Some pundits say managed services will become a commodity. I disagree. Managed services are not a single technology. Rather, managed service provider (MSP) platforms are a way to continually deliver new solutions to customers.
Think of it this way: As one managed service matures (for instance, managed storage) a new managed service will emerge (for instance, video surveillance). In order to show this visually, let's take a look at Gartner's famed Hype Cycle chart.
Now stick with me, and I'l quickly explain how I see the MSP market evolving.
According to Gartner, a technology moves through five phases:
- Technology trigger, such as a product launch that stirs media interest
- Peak of inflated expectations, where the hype is out of control
- Trough of disillusionment, where the press abandons the topic because of unmet expectations
- Slope of enlightenment, where the true survivors begin to benefit from the technology
- Plateau of productivity, where a technology's real-world benefits are now generally accepted
The chart above plots multiple services, and is part of a "Managed Service Reality Check" presentation I'm delivering today in New York. You can download a PDF of the presentation by visiting the MSPmentor Resource Center (registration required).
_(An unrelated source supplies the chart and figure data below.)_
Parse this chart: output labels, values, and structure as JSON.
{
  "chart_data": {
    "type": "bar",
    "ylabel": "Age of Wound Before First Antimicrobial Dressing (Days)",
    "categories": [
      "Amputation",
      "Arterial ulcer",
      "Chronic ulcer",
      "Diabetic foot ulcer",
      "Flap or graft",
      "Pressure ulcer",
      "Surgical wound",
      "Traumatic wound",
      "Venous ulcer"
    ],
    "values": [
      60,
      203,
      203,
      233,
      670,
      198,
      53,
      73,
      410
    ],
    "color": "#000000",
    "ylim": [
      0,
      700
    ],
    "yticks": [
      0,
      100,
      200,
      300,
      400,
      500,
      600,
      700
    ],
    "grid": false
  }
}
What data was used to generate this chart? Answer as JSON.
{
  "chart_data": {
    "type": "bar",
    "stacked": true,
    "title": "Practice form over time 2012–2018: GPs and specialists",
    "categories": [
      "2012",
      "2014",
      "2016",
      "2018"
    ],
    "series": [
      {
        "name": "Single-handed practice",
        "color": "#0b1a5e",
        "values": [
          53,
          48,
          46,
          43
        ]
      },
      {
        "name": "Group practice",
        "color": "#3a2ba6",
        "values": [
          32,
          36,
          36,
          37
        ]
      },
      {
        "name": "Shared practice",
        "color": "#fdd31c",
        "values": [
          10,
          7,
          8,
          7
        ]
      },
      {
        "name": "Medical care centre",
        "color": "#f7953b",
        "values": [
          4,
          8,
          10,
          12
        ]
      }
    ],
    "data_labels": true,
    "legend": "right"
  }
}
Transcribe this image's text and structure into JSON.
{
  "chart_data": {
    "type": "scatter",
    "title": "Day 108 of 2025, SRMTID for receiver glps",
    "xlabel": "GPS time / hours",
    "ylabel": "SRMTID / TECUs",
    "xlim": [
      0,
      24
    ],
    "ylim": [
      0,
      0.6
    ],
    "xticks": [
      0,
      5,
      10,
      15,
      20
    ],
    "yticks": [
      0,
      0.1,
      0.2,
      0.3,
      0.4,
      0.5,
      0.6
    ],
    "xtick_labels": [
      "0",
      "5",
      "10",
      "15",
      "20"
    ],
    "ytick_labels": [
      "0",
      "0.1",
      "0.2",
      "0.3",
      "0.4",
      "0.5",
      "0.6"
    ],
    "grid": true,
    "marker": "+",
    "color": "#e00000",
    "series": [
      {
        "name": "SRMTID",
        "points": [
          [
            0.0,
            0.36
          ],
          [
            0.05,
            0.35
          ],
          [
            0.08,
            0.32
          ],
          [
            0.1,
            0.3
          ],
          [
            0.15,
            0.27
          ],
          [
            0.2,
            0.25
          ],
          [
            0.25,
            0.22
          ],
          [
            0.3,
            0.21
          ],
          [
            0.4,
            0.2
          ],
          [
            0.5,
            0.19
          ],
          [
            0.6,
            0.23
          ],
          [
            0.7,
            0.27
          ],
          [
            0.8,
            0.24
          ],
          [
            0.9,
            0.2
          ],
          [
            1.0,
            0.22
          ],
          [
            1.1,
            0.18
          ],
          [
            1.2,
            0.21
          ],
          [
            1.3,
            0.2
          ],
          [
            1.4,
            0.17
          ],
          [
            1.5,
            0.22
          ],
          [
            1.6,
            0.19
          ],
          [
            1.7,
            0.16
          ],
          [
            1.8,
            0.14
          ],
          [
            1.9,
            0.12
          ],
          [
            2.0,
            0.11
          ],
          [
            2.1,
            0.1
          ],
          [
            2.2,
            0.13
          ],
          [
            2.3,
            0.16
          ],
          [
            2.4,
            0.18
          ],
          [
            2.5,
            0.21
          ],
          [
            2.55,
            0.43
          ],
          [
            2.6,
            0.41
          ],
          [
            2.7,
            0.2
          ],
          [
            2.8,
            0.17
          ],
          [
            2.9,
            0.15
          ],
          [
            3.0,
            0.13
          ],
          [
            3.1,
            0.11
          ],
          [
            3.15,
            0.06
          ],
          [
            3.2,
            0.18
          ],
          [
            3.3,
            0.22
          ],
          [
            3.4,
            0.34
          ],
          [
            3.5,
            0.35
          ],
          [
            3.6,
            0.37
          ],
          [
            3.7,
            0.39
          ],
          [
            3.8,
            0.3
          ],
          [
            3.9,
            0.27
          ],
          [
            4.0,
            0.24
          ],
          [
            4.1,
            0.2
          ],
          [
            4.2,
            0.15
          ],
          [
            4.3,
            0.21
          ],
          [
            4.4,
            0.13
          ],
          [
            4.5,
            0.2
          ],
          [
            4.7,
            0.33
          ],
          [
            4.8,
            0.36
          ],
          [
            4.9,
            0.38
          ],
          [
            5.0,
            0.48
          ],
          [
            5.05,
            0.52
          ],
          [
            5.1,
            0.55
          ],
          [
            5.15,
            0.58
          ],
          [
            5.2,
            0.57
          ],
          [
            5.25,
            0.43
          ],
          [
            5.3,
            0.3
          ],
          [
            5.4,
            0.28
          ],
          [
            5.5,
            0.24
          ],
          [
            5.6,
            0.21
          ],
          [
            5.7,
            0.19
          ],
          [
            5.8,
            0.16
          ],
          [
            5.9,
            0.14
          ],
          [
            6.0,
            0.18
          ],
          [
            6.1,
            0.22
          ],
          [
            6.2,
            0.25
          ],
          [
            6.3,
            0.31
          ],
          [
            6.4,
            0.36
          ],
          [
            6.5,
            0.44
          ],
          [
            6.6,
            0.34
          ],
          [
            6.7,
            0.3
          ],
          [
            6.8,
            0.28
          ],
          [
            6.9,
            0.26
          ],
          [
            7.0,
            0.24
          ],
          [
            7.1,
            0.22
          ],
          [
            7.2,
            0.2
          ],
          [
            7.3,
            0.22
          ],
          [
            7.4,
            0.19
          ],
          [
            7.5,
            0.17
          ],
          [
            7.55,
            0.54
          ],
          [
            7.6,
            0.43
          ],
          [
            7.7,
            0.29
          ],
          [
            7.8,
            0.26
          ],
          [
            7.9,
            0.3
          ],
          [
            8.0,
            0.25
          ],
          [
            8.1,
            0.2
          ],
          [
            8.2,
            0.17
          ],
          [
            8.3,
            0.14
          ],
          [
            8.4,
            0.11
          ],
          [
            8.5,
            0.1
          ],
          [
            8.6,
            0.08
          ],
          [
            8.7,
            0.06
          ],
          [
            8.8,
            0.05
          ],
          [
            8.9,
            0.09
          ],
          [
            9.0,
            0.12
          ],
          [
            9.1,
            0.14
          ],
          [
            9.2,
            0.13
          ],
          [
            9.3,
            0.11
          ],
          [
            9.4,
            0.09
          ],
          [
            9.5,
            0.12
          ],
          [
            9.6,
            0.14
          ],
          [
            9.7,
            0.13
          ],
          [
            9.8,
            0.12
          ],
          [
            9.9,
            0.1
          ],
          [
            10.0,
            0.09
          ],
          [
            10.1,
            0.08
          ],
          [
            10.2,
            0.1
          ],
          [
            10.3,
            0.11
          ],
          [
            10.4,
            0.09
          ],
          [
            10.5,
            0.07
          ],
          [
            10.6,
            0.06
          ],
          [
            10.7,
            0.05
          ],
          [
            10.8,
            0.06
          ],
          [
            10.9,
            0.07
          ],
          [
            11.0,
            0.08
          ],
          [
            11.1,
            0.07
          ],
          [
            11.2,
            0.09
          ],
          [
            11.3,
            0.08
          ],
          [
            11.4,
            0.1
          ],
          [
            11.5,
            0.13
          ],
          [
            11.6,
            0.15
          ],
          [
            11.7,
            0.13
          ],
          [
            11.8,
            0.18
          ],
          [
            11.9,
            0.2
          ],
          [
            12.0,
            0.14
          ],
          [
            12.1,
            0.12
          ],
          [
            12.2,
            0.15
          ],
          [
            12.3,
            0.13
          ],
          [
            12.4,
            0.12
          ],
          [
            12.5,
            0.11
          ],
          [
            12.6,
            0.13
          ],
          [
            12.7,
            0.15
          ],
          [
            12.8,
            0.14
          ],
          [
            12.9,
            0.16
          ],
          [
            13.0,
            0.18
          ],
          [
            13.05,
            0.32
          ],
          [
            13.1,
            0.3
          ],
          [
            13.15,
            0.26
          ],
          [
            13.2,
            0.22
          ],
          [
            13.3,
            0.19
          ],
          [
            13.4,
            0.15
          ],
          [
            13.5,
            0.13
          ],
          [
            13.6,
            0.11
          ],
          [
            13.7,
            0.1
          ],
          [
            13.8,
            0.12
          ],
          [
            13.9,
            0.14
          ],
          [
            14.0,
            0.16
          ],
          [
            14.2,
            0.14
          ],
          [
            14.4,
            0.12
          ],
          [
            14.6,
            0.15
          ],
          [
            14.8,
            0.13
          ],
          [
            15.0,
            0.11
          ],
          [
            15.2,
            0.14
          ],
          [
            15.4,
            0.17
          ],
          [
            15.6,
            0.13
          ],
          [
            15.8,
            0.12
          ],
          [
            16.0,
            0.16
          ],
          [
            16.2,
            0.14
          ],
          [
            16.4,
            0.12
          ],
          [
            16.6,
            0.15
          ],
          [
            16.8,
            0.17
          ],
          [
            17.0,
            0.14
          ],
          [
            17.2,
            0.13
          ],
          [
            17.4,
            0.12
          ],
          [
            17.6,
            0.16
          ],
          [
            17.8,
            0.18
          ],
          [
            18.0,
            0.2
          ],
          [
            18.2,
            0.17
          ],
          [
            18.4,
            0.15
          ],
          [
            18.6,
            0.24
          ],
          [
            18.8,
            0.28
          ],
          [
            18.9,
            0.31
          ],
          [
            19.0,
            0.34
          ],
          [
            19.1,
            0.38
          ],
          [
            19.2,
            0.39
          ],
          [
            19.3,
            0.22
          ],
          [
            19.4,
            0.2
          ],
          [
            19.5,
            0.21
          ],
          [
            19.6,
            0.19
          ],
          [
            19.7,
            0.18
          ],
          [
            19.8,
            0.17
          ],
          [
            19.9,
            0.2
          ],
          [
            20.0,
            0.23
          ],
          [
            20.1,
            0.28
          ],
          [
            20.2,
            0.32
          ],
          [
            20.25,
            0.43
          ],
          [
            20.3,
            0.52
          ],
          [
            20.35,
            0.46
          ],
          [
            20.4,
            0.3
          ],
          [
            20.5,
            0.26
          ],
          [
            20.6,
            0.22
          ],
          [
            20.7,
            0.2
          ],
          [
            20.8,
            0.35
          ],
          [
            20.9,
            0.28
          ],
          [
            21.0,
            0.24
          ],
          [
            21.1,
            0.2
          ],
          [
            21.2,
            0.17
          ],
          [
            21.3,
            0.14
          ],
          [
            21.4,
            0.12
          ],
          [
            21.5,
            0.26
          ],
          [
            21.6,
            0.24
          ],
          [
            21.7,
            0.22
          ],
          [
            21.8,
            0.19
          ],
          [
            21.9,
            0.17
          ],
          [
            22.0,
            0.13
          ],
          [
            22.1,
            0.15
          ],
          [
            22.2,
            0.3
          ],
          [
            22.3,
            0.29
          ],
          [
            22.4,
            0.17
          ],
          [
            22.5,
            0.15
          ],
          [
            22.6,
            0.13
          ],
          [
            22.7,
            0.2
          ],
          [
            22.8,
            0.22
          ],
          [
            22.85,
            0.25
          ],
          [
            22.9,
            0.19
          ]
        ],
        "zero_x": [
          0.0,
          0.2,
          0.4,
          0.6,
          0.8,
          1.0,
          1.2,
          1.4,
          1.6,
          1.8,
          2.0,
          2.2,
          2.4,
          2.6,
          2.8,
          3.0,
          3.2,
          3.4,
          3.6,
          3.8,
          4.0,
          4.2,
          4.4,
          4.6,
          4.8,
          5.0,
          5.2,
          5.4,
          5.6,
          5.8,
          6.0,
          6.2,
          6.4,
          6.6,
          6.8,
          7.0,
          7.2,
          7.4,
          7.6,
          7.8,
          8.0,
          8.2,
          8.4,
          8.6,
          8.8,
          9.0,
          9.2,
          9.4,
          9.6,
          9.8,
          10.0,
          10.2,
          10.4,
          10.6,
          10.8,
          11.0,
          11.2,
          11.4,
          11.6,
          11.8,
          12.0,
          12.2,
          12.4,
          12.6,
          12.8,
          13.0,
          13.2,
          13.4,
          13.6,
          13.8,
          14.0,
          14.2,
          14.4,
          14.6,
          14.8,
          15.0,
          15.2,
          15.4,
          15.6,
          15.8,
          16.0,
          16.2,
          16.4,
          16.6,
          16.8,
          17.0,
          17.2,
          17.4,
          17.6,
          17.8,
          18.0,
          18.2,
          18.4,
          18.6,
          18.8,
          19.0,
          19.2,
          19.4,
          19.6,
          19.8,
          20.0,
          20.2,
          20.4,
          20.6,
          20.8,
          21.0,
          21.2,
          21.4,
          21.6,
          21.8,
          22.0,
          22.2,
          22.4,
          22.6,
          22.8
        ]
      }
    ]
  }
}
As MSPmentor's chart shows, I believe managed storage, security, VoIP, email and data center co-location services are moving into stage 5, the plateau of productivity. Generally speaking, progressive customers now broadly trust those managed services.
The SaaS Challenge
But other managed technologies -- particularly many software-as-a-service (SaaS) efforts -- are heading for the trough of disillusionment. That may actually be good news for MSPs, which could be called upon to help customers fine-tune their SaaS application performance.
Some SaaS companies (like Salesforce.com) have climbed the slope of enlightenment. But Wall Street and the press continue to hype SaaS as a perfect technology solution that will withstand an economic slowdown. That's quite an exaggeration.
To some extent, even MSPmentor is guilty of evangelizing SaaS because several of our key sources -- from SugarCRM CEO John Roberts to insiders at Dell -- remain so upbeat about SaaS.
Now Gaining Attention
In recent weeks, MSPmentor has also written about emerging opportunities like managed TelePresence, unified communications, video surveillance and digital signage. There's also growing interest in managed services based on open source hardware and software.
Some readers would assert that we are "hyping" those technologies. I'm not sure I agree, but I think it's safe to expect all of those technologies to eventually face some backlash.
One prime example: VARs that are merely reselling digital signage will crash-and-burn as LCD and plasma TV margins fall. The real trick is mastering the managed content services that push advertisements and other information out to that signage.
Please note: I realize plotting technologies on the Gartner Hype Cycle is an inexact science. Feel free to debate me on my technology placements. And let me know what additional technologies belong on the chart.
But don't miss my bigger point: When people say managed services will become a commodity, they are overlooking wave after wave of new services that will ride across MSP platforms.
In many ways, managed services are like an operating system platform. As long as new applications and services continue to debut, the underlying platform remains extremely valuable.